PERSPECTIVE Teacher-choreographer Shivakumar believes he was destined to dance and his productions aim to promote high ideals.
Dance was not in his blood. His mother wanted her boy to become an engineer. His Thevar clan in Devakottai was aghast at the very thought of the boys taking up dance. But his father put the 12-year-old in a Madras school. And young Shivakumar found himself spending after-school hours at family friend and dance guru Chandra Dandayudhapani's home until someone came to fetch him. Her classes mesmerised him. He could not stop his feet tapping out taiya-tai. So began secret lessons from a loving guru. In time young Shivakumar became proficient enough to conduct her classes, and obtained further training from Guru Malathi Srinivasan.
The family's financial need forced Shivakumar to take up a data entry processing job after class 10. For seven long years, "I managed to survive hell only because I had the solace of dancing after 7 p.m." Too shy to make many friends among the dancer community, the boy did find some inner strength to brave family opposition in opting to continue with his passion. "Father remained supportive. He did not want me to get into the politics of aggression in our native region."
Blessed by gurus
Being awarded the Iyal Isai Nataka Manram fellowship in 1999 was to gain in confidence. Greater encouragement came from gurus Narasimhachari and Vasanthalakshmi. Shivakumar recalls emotionally, "They not only honed my dancing skill, but also helped me make the right decisions in life."
Slowly, the boy began to get opportunities to work in ensemble presentations. Even sabha secretaries showed kindness to the quiet boy. Participation in group shows and teaching began to offer some returns. Training in nattuvangam under Guru Seetharama Sarma was another breadwinning source.
Shivakumar admits that men are discouraged from taking up dancing as a profession because the odds are stacked against them. Corporate sponsors and sabhas are reluctant to support male solos, even when they readily appreciate the performance of the same boys in group shows. Yet, "If you are good, audiences pack the hall, irrespective of gender." Escalating costs however have made Shivakumar regretfully stop seeking solo shows.
The turning point came with a U.S tour (2004) organised by Portland-based Jayanti Raman's company to dance in the dance drama 'Gajamukha.' Conducting lec-dems and workshops in several American cities was a bonus. Shivakumar took the plunge into full-time dancing. A U.K tour (2005) with 'Women are from Venus' made him more resolute in this decision.

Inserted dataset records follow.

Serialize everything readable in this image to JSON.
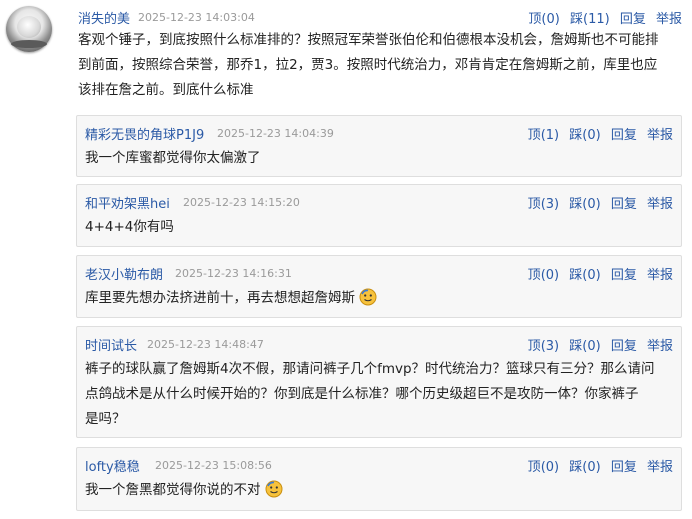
{
  "actions": {
    "up": "顶",
    "down": "踩",
    "reply": "回复",
    "report": "举报"
  },
  "main_comment": {
    "user": "消失的美",
    "time": "2025-12-23 14:03:04",
    "up_count": "(0)",
    "down_count": "(11)",
    "lines": [
      "客观个锤子，到底按照什么标准排的？按照冠军荣誉张伯伦和伯德根本没机会，詹姆斯也不可能排",
      "到前面，按照综合荣誉，那乔1，拉2，贾3。按照时代统治力，邓肯肯定在詹姆斯之前，库里也应",
      "该排在詹之前。到底什么标准"
    ]
  },
  "replies": [
    {
      "user": "精彩无畏的角球P1J9",
      "time": "2025-12-23 14:04:39",
      "up_count": "(1)",
      "down_count": "(0)",
      "lines": [
        "我一个库蜜都觉得你太偏激了"
      ],
      "emoji": false
    },
    {
      "user": "和平劝架黑hei",
      "time": "2025-12-23 14:15:20",
      "up_count": "(3)",
      "down_count": "(0)",
      "lines": [
        "4+4+4你有吗"
      ],
      "emoji": false
    },
    {
      "user": "老汉小勒布朗",
      "time": "2025-12-23 14:16:31",
      "up_count": "(0)",
      "down_count": "(0)",
      "lines": [
        "库里要先想办法挤进前十，再去想想超詹姆斯"
      ],
      "emoji": true
    },
    {
      "user": "时间试长",
      "time": "2025-12-23 14:48:47",
      "up_count": "(3)",
      "down_count": "(0)",
      "lines": [
        "裤子的球队赢了詹姆斯4次不假，那请问裤子几个fmvp？时代统治力？篮球只有三分？那么请问",
        "点鸽战术是从什么时候开始的？你到底是什么标准？哪个历史级超巨不是攻防一体？你家裤子",
        "是吗？"
      ],
      "emoji": false
    },
    {
      "user": "lofty稳稳",
      "time": "2025-12-23 15:08:56",
      "up_count": "(0)",
      "down_count": "(0)",
      "lines": [
        "我一个詹黑都觉得你说的不对"
      ],
      "emoji": true
    }
  ]
}
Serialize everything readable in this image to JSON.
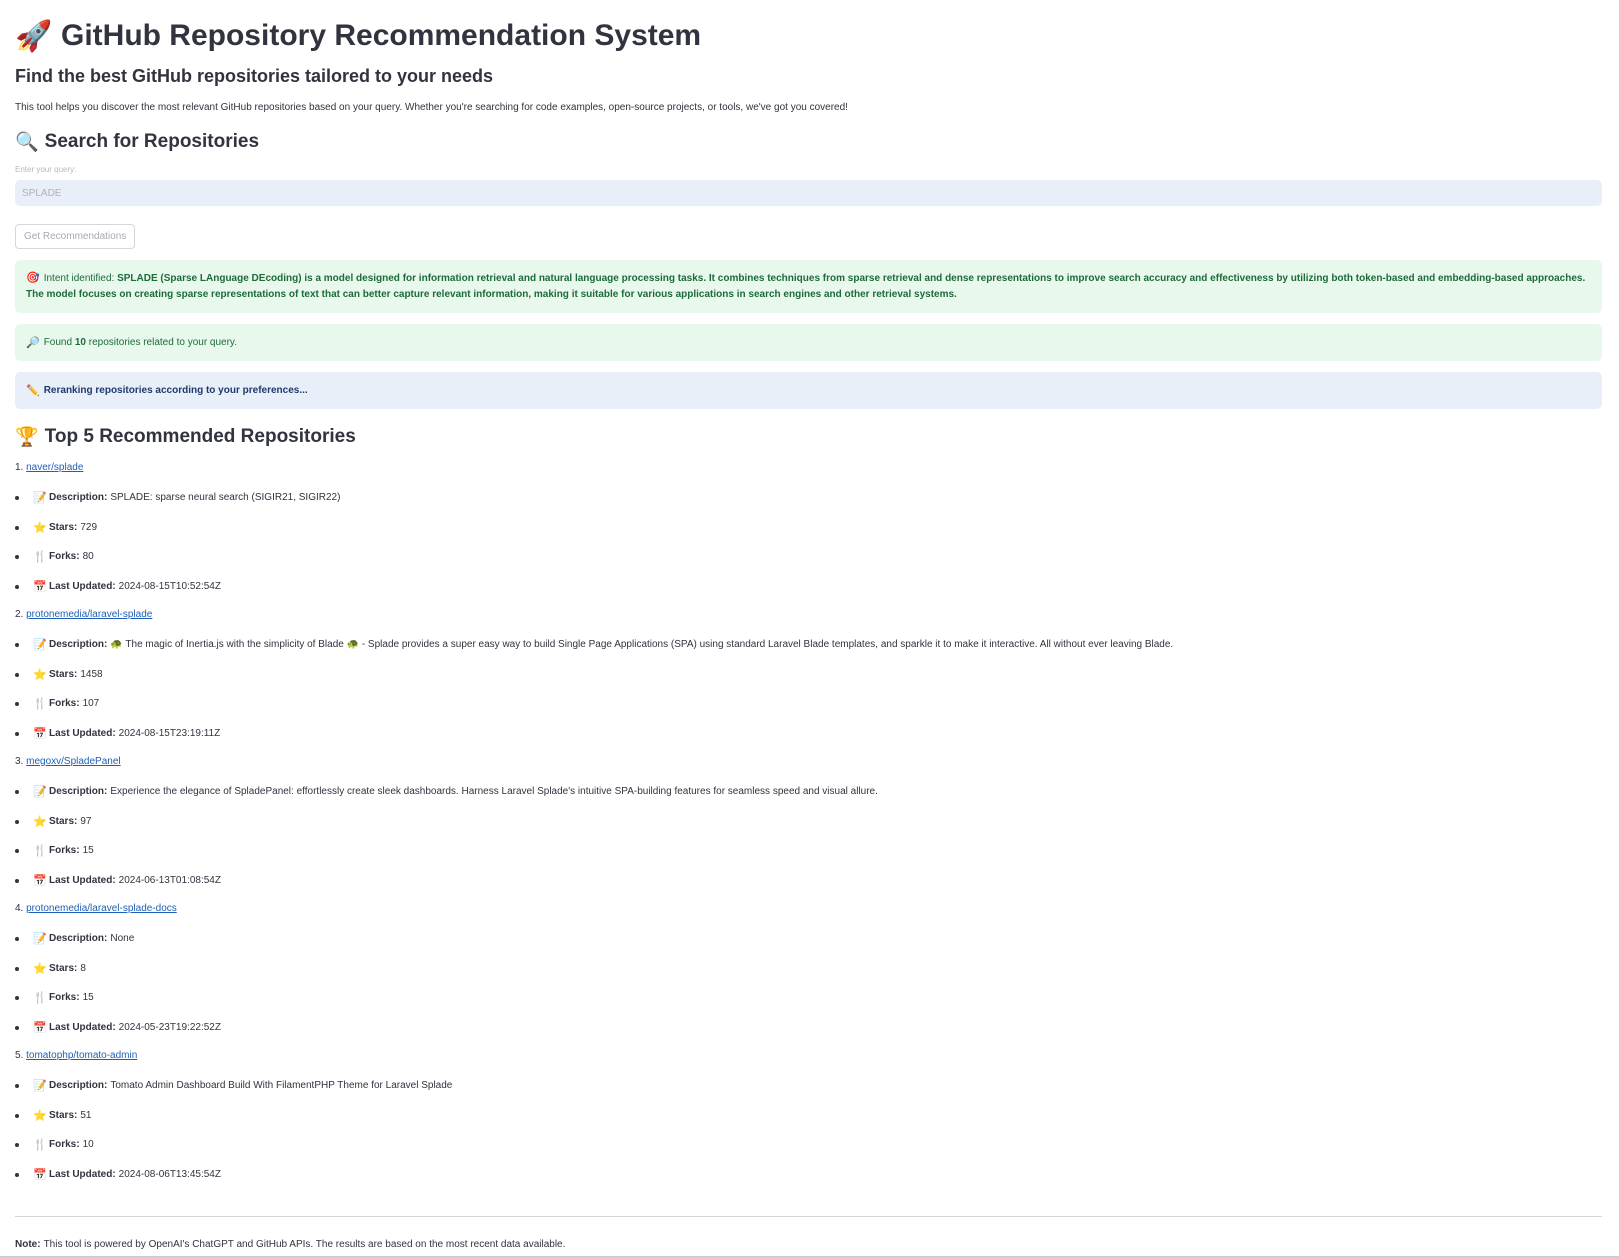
{
  "header": {
    "title": "GitHub Repository Recommendation System",
    "title_icon": "rocket-icon",
    "subtitle": "Find the best GitHub repositories tailored to your needs",
    "intro": "This tool helps you discover the most relevant GitHub repositories based on your query. Whether you're searching for code examples, open-source projects, or tools, we've got you covered!"
  },
  "search": {
    "heading": "Search for Repositories",
    "heading_icon": "magnifier-icon",
    "label": "Enter your query:",
    "value": "SPLADE",
    "button_label": "Get Recommendations"
  },
  "alerts": {
    "intent_label": "Intent identified:",
    "intent_text": "SPLADE (Sparse LAnguage DEcoding) is a model designed for information retrieval and natural language processing tasks. It combines techniques from sparse retrieval and dense representations to improve search accuracy and effectiveness by utilizing both token-based and embedding-based approaches. The model focuses on creating sparse representations of text that can better capture relevant information, making it suitable for various applications in search engines and other retrieval systems.",
    "found_prefix": "Found",
    "found_count": "10",
    "found_suffix": "repositories related to your query.",
    "rerank_text": "Reranking repositories according to your preferences..."
  },
  "results": {
    "heading": "Top 5 Recommended Repositories",
    "heading_icon": "trophy-icon",
    "labels": {
      "description": "Description:",
      "stars": "Stars:",
      "forks": "Forks:",
      "updated": "Last Updated:"
    },
    "repos": [
      {
        "rank": "1.",
        "name": "naver/splade",
        "description": "SPLADE: sparse neural search (SIGIR21, SIGIR22)",
        "stars": "729",
        "forks": "80",
        "updated": "2024-08-15T10:52:54Z"
      },
      {
        "rank": "2.",
        "name": "protonemedia/laravel-splade",
        "description": "🐢 The magic of Inertia.js with the simplicity of Blade 🐢 - Splade provides a super easy way to build Single Page Applications (SPA) using standard Laravel Blade templates, and sparkle it to make it interactive. All without ever leaving Blade.",
        "stars": "1458",
        "forks": "107",
        "updated": "2024-08-15T23:19:11Z"
      },
      {
        "rank": "3.",
        "name": "megoxv/SpladePanel",
        "description": "Experience the elegance of SpladePanel: effortlessly create sleek dashboards. Harness Laravel Splade's intuitive SPA-building features for seamless speed and visual allure.",
        "stars": "97",
        "forks": "15",
        "updated": "2024-06-13T01:08:54Z"
      },
      {
        "rank": "4.",
        "name": "protonemedia/laravel-splade-docs",
        "description": "None",
        "stars": "8",
        "forks": "15",
        "updated": "2024-05-23T19:22:52Z"
      },
      {
        "rank": "5.",
        "name": "tomatophp/tomato-admin",
        "description": "Tomato Admin Dashboard Build With FilamentPHP Theme for Laravel Splade",
        "stars": "51",
        "forks": "10",
        "updated": "2024-08-06T13:45:54Z"
      }
    ]
  },
  "footer": {
    "note_label": "Note:",
    "note_text": "This tool is powered by OpenAI's ChatGPT and GitHub APIs. The results are based on the most recent data available."
  },
  "colors": {
    "link": "#1f5fb5",
    "success_bg": "#e9f8ec",
    "success_text": "#1d6b39",
    "info_bg": "#e8eff9",
    "info_text": "#1e3a6b",
    "text": "#31333f"
  }
}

His inter-caste marriage happened only because his father insisted that it was his last wish to see Shivakumar wed his disciple Shailaja, whose trustfulness proved a boon through years of struggle. "Her own family background of hardships had turned Shailaja into a management expert!" the husband remarks. Shailaja is a regular performer in dance artist Shobhana's ballets. Daughter Dhvani shows precocious talent, surprising guru Narasimhachari by singing a khanda nadai varnam at age three.
Parents did the canvassing
Shivakalalayam was launched in his Tiruvanmiyur home in 1999. Today, the original four has risen to 80 pupils. "I did nothing, all the canvassing was done by the parents of my disciples." There are few boys on the roster. "Boys come mostly because they want to do something for school day or college culturals. Only when they realise that dancing does not affect their 'masculinity' do they continue seriously with it."
The teacher-choreographer in him finds a use for all the styles he acquired including the contemporary ("I worked with Chandralekha, Nina Rajarani and Narendra Kumar"). His dance dramas aim to promote high ideals. 'Sange Muzhangu' showed that people can do good deeds at any age. "After all, the real purpose of art is to make us better human beings."
Shivakumar teaches talented, economically deprived children free of charge. He recently performed an arangetram for the daughter of an auto rickshaw driver. Ironically, the guru himself never had an arangetram. What could be passed off as a 'debut' happened in Chidambaram, where, as a boy, with tears running down his face, Shivakumar suddenly found himself singing, reciting, and dancing Natesa kauthuvam in front of the sanctum. Those tears still tremble in his voice as he recalls, "I knew then exactly what Nandanar felt."
That night, as he tossed in bed, young Shivakumar heard a voice saying, "Your life is in dancing." Dream? Illusion? Hallucination? The boy took it as destiny, and found the guts to live by it.